Since President Obama took office, corporate earnings and profits have soared. The major stock market indexes have grown at a remarkable pace. After a decade in which private sector employment struggled badly, American businesses have added over 5 million jobs in the last two years.
One might think, against a backdrop like this one, Wall Street would not only be delighted, but would also be reluctant to change course. But that's not the case at all -- the financial industry has come to hate President Obama with the heat of a thousand suns. This includes Goldman Sachs, which supported Obama in the past, but which has now invested heavily in Mitt Romney and Romney's super PAC.
I can appreciate why financial giants like Goldman Sachs would be somewhat cross -- Obama did create new safeguards and layers of accountability for Wall Street -- but the whining is a bit much.
The last straw for many came two weeks later. At the annual White House Correspondents Dinner, the president drew laughs at their expense. "All of the jokes here tonight are brought to you by our friends at Goldman Sachs," Mr. Obama said, referring to the SEC allegations. "So you don't have to worry -- they make money whether you laugh or not."

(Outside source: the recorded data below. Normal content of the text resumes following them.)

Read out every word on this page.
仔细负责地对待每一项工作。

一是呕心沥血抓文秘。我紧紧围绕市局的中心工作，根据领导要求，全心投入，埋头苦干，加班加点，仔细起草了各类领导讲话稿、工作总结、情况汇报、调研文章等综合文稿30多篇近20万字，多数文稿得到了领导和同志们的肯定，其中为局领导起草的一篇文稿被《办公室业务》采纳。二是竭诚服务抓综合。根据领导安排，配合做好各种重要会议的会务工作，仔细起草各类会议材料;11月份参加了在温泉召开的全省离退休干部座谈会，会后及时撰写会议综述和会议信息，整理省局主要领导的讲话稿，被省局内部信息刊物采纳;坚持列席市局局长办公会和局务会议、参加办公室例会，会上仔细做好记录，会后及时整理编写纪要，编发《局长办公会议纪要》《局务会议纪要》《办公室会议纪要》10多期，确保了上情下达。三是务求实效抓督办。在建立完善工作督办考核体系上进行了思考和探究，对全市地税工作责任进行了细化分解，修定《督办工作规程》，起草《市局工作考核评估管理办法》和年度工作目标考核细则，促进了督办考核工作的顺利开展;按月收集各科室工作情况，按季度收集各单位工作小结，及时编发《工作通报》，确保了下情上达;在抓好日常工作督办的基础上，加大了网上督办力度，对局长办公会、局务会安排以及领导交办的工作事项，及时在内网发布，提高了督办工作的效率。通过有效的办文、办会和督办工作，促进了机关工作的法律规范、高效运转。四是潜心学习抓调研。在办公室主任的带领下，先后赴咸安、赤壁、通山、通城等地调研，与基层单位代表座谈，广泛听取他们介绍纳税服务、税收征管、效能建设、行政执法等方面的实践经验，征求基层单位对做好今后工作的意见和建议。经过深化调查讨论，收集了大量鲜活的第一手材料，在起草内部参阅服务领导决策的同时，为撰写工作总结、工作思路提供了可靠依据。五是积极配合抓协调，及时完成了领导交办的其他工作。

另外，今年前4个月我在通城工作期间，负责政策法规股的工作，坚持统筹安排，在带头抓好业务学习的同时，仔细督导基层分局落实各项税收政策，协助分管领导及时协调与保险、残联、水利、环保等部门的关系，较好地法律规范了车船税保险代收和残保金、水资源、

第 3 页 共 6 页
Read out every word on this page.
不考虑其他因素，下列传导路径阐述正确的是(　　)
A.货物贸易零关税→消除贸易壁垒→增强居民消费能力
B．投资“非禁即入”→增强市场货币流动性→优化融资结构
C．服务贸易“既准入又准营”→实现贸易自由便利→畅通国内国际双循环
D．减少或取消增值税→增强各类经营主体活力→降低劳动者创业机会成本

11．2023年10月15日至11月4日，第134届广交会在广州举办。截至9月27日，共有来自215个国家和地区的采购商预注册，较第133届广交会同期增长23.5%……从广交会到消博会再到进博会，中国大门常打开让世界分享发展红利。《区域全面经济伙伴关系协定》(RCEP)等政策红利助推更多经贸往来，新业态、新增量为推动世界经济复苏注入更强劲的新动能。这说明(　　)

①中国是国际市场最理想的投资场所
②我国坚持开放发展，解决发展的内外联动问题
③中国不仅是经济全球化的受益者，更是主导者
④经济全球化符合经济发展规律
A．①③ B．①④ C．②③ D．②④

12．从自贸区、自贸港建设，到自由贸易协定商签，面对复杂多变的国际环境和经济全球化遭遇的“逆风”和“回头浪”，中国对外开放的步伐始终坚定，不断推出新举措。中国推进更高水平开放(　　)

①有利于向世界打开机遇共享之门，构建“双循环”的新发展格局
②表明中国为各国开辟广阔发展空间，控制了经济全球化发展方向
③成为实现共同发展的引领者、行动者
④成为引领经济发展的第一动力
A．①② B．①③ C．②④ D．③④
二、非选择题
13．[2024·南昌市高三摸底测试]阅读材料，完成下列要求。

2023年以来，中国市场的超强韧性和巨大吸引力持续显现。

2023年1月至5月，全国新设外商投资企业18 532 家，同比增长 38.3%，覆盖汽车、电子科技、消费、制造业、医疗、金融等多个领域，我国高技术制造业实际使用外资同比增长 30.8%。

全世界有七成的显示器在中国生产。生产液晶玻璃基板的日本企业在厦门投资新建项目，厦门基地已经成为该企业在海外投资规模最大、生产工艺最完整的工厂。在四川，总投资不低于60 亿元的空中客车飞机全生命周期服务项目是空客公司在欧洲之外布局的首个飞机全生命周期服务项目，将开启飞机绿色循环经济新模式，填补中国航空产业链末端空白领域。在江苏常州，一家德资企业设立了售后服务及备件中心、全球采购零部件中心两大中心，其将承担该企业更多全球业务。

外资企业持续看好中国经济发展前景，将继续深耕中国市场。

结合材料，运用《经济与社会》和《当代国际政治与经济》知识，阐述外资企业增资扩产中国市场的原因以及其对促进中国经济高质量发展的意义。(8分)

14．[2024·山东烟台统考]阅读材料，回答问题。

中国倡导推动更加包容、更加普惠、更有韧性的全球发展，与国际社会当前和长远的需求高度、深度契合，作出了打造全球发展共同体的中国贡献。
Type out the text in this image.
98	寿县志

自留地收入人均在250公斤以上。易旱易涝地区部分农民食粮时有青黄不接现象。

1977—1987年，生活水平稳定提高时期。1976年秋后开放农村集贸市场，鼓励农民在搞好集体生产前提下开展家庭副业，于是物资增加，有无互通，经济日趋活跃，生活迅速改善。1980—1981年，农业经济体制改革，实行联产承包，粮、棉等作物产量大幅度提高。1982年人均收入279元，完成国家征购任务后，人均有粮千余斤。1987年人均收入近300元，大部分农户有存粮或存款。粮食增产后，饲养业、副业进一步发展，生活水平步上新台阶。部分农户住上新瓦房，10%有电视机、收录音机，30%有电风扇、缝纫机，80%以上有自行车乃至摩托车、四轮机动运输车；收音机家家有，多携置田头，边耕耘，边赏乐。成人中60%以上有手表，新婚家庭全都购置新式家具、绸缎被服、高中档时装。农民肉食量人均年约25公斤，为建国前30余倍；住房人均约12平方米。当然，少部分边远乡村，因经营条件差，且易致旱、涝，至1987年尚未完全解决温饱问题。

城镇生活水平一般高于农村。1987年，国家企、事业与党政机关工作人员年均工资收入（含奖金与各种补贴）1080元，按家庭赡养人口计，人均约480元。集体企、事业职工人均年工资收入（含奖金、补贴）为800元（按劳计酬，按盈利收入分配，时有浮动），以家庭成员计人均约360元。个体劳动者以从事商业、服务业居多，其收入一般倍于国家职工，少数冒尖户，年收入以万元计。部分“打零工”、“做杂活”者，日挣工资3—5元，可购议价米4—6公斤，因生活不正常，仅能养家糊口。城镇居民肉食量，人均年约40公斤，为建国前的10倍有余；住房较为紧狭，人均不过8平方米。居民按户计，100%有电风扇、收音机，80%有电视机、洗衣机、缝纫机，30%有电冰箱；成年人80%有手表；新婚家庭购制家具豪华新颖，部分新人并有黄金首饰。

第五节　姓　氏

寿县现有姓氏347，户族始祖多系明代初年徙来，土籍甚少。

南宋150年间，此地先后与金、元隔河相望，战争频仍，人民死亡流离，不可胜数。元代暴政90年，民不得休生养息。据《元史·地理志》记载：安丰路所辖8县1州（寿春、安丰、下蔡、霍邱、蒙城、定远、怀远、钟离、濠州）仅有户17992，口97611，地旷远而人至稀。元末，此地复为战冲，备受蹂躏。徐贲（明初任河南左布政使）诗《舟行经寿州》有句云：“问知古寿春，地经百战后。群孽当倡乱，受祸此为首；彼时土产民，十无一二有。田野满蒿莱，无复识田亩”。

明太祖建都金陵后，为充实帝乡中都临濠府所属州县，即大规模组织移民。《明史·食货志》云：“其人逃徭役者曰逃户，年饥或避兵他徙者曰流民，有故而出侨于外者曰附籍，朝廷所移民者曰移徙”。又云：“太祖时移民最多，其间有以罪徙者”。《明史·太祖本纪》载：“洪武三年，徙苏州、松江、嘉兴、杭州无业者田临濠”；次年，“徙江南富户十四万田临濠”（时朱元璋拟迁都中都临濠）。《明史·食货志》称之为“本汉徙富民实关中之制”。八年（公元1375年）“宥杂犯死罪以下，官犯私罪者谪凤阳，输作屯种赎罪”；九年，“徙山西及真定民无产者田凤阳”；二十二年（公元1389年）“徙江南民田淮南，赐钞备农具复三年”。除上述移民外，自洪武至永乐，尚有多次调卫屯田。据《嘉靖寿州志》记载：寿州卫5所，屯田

Really? A joke at a dinner was "the last straw"? I realize Wall Street can be thin-skinned, but it's disconcerting to think it's become this ridiculous.
To be sure, it wasn't just the Correspondents Dinner. Goldman Sachs apparently expected the White House to seek its input on Wall Street reform.
Regardless, Alec MacGillis notes the larger political dynamic: "Wall Street's thin skin is absurd and infuriating, but for Democrats there has been a silver lining to it for most of this campaign: the lines of support have been clarified."
Quite right. The right desperately wanted to muddy the waters, suggesting it was ambiguous which party and candidate really enjoyed the financial industry's political backing. There's no ambiguity anymore -- Wall Street thinks Obama was insufficiently deferential, so they're all in for the Republican who's vowed to roll back all those pesky regulations to the way they were before the 2008 crash.